Letter 3
I was diagnosed with BPD, panic disorder, major anxiety disorder, and two eating disorders by 16. I fell in love in that time, with my best friend. I wrote a book about it, if you'd like to know deep detail. Anyway, I loved her from the moment we met. A phenomenon for BPD people is having a favourite person, or FP, and she was mine. From the moment I saw her, like one of those cliche stories where you just know youre in love because the world fades away. But it isn't romantic. It is torrential and tumultuous and horrid. My very life depended on her. We absued each other in many ways, her family targeted me and tried to have me shipped off to a school for the criminally insane and I was under the scope of too many adults who'd come to my home bearing gifts of letters written by their daughters blaming me for everything wrong with them. That destroyed me. My mother eventually took to burning them. We didn't have the money to sue. We didn't have the power or resources they did. So I attempted suicide in the change rooms.
After the abuse and before the perception. Pills in my body, writhing on the bench. I don't remember anything past ambulances and stomaching pumping and charcoal down my nose. I don't remember much of any of that time because I quickly turned to drugs. Cutting with refined blades. Destroying myself how everyone else ever has.
I was eventually forced, with stipulation of returning to school into dialectical behavioural therapy, group therapy and personal therapy three times a week. I was put on my first medications, and I hated it.
It saved me. It changed my brain chemistry and I got better. Not cured- you cant cure BPD, just manage it. And I didn't really manage it, but I did much better than I used to. I was still a horror to know- manipulative, selfish, uncaring, emotionally abusive. Id date people I never loved or was attracted to for attention, and threatened suicide when they left and all but physically stalked them. I called these trysts family, and abandoned my own. The people who were there and loved me because they had fallen apart and were struggling and I could not be suffocated by the pain of it all.
So I swallowed liquor and smoked and took things from people I didn't know just to dull the bluntness of life.
It was a horrible time. Until a few years ago, really. I traumatized so many people but refused to accept responsibility. I would hurt people and blame them for tiny faults in the grand scheme. I chose the wrong people to care for. The wrong people to trust.
And I spent many of those months in doctors offices, and within white walls barred off with prison doors and limited visitors who couldnt look me in the eye. I expected too much from children- that friends would visit me in a terrifying ward after doing something they couldnt comprehend. I made it their issue. I made it anyones I could. I bled, and I bled, and I took pills and cried until I was a shell of that little wrinkly, wet baby.

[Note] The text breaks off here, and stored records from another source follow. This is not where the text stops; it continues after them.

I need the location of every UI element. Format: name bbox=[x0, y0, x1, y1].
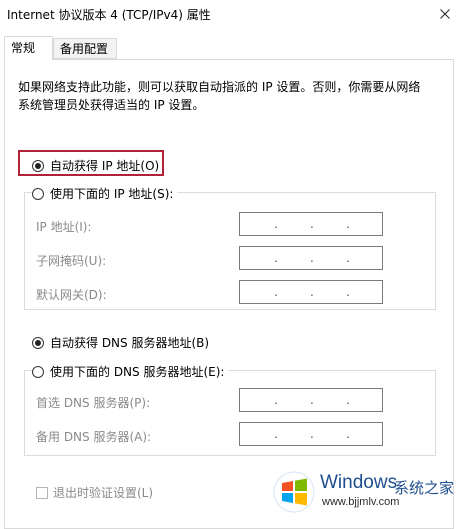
ip-address-label: IP 地址(I): bbox=[36, 220, 92, 234]
watermark-url: www.bjjmlv.com bbox=[322, 496, 400, 508]
description-text: 如果网络支持此功能，则可以获取自动指派的 IP 设置。否则，你需要从网络系统管理… bbox=[18, 80, 421, 112]
manual-dns-radio-row[interactable]: 使用下面的 DNS 服务器地址(E): bbox=[32, 363, 229, 380]
manual-ip-radio[interactable] bbox=[32, 187, 44, 200]
title-bar: Internet 协议版本 4 (TCP/IPv4) 属性 bbox=[0, 0, 460, 28]
watermark: Windows 系统之家 www.bjjmlv.com bbox=[270, 468, 460, 516]
subnet-mask-input[interactable]: ... bbox=[239, 246, 383, 270]
manual-ip-radio-row[interactable]: 使用下面的 IP 地址(S): bbox=[32, 185, 178, 202]
default-gateway-input[interactable]: ... bbox=[239, 280, 383, 304]
auto-ip-radio-row[interactable]: 自动获得 IP 地址(O) bbox=[32, 157, 159, 174]
watermark-brand: Windows bbox=[320, 472, 398, 493]
validate-settings-checkbox[interactable] bbox=[36, 486, 48, 499]
default-gateway-label: 默认网关(D): bbox=[36, 288, 107, 302]
validate-settings-row[interactable]: 退出时验证设置(L) bbox=[36, 484, 153, 501]
close-button[interactable] bbox=[430, 0, 460, 28]
manual-dns-label: 使用下面的 DNS 服务器地址(E): bbox=[50, 365, 225, 379]
tab-alternate-config[interactable]: 备用配置 bbox=[53, 38, 117, 59]
windows-logo-icon bbox=[273, 471, 315, 513]
validate-settings-label: 退出时验证设置(L) bbox=[53, 486, 154, 500]
ip-address-input[interactable]: ... bbox=[239, 212, 383, 236]
window-title: Internet 协议版本 4 (TCP/IPv4) 属性 bbox=[7, 8, 211, 22]
alternate-dns-label: 备用 DNS 服务器(A): bbox=[36, 430, 152, 444]
preferred-dns-label: 首选 DNS 服务器(P): bbox=[36, 396, 151, 410]
preferred-dns-input[interactable]: ... bbox=[239, 388, 383, 412]
close-icon bbox=[440, 9, 450, 19]
auto-dns-radio[interactable] bbox=[32, 336, 44, 349]
tab-general[interactable]: 常规 bbox=[4, 36, 53, 60]
auto-dns-label: 自动获得 DNS 服务器地址(B) bbox=[50, 336, 210, 350]
alternate-dns-input[interactable]: ... bbox=[239, 422, 383, 446]
auto-ip-label: 自动获得 IP 地址(O) bbox=[50, 159, 160, 173]
manual-ip-label: 使用下面的 IP 地址(S): bbox=[50, 187, 174, 201]
watermark-suffix: 系统之家 bbox=[394, 479, 455, 497]
auto-dns-radio-row[interactable]: 自动获得 DNS 服务器地址(B) bbox=[32, 334, 209, 351]
auto-ip-radio[interactable] bbox=[32, 159, 44, 172]
subnet-mask-label: 子网掩码(U): bbox=[36, 254, 107, 268]
manual-dns-radio[interactable] bbox=[32, 365, 44, 378]
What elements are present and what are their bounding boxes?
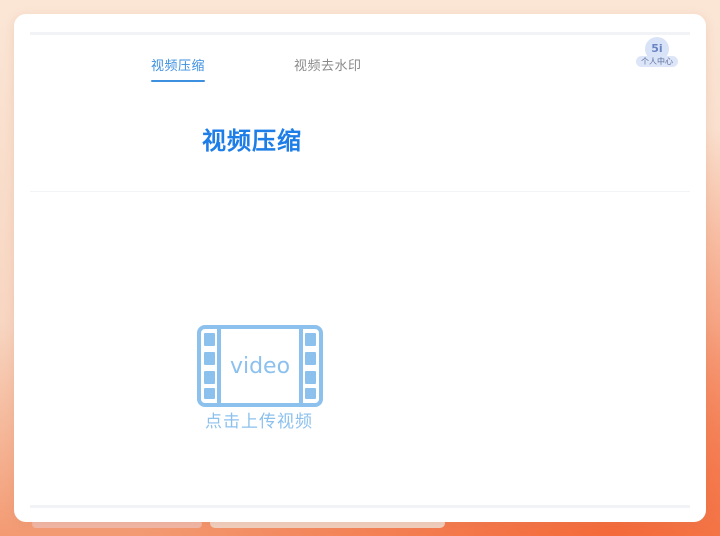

I hated everyone. Because I hated me.
I grit my teeth remembering these things. I have been told for years by numerous people I should write a memoir because the things I told them were unbelievable. And I don't know if I will ever be able to rip off the scab on my heart and talk about them properly, so for now I give you this.
Im still not okay. Because I have sick family members and a broken heart from too many things to count and though my tattoos cover most of the past, when its hot the past raises on my flesh and I can feel it. It's tangible and horribly in reach. But I am doing better. I went to University though I was told I never would. Ive found people who love me, as fleeting as they may be, despite being told no one would. I let people touch me despite the trauma. I take my medications- five times different from the original, but they work. And I haven't hurt myself in almost two years. I am not kind to myself, but I am lenient. I am trying. And I am so grateful for my family and loved ones and I will get better, because at this very moment I have never been so good.
I still feel like a little girl, trapped in a body I never properly learned to conduct so every sound is a jagged note. But I try.